Monday, October 30, 2006

From Runner's World on-line

I scalped this from RW.com. First, I wish I could get a pace group like Lance. Wow. There is some serious talent. Secondly, 1:57:48 marathon?! Are you serious. That is a decent half-marathon time for many people. All I have to say, is one day I hope to run a 2:57:48 marathon, so until then they should hold all those conferences without me.
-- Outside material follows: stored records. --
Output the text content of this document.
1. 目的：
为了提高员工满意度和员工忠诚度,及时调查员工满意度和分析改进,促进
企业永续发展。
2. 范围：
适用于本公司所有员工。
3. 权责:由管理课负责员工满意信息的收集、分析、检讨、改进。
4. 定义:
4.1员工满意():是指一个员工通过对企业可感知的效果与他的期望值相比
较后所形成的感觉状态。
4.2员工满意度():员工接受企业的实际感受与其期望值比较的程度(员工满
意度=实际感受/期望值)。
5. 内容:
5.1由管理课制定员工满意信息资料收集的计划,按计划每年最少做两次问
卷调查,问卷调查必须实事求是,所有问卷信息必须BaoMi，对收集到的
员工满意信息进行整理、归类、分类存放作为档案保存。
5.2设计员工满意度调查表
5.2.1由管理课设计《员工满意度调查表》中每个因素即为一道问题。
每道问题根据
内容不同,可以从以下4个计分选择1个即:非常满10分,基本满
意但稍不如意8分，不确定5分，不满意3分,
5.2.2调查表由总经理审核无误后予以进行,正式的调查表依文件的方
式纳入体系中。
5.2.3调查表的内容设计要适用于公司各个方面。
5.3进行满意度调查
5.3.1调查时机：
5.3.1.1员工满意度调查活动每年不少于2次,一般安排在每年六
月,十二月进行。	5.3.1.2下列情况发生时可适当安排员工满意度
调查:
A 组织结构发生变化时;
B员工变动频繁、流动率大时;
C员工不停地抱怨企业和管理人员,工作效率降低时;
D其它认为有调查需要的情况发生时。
Will Lance Armstrong Get A Little Help From His Friends In New York City?

"Runner's World" has learned that Nike is hoping to put together a marathon pace team for Tour de France hero Lance Armstrong at the ING New York City Marathon on November 5. Possible members of the pace team: 1984 Olympic gold medal marathoner Joan Benoit Samuelson, three-time New York City Marathon winner Alberto Salazar, and 2004 Olympic 1500 and 5000-meter gold medalist Hicham El Guerrouj.

Can A Human Actually Run a 1:57:48 Marathon?

The star-studded (scientists can be stars, you know) World Conference on the Science and Medicine of the Marathon in Chicago last week covered a wide array of topics pertinent to running, but none perhaps more intruging than the perennial topic of how fast humans might actually be able to cover 26.2 miles. Edward Coyle, Director of the Human Performance Laboratory at the University of Texas, used physiological measures like VO2 Max to suggest that a runner is theoretically capable of running a 1:45 marathon. Factoring in a 10 percent slowdown due to fatigue and stress on the body, Coyle still came up with a 1:57:48 figure. And, using information culled by British exercise physiologist Max Jones on Paula Radcliffe, Coyle deduced that Radcliffe, whose world record is 2:15:25, might one day run a 2:13.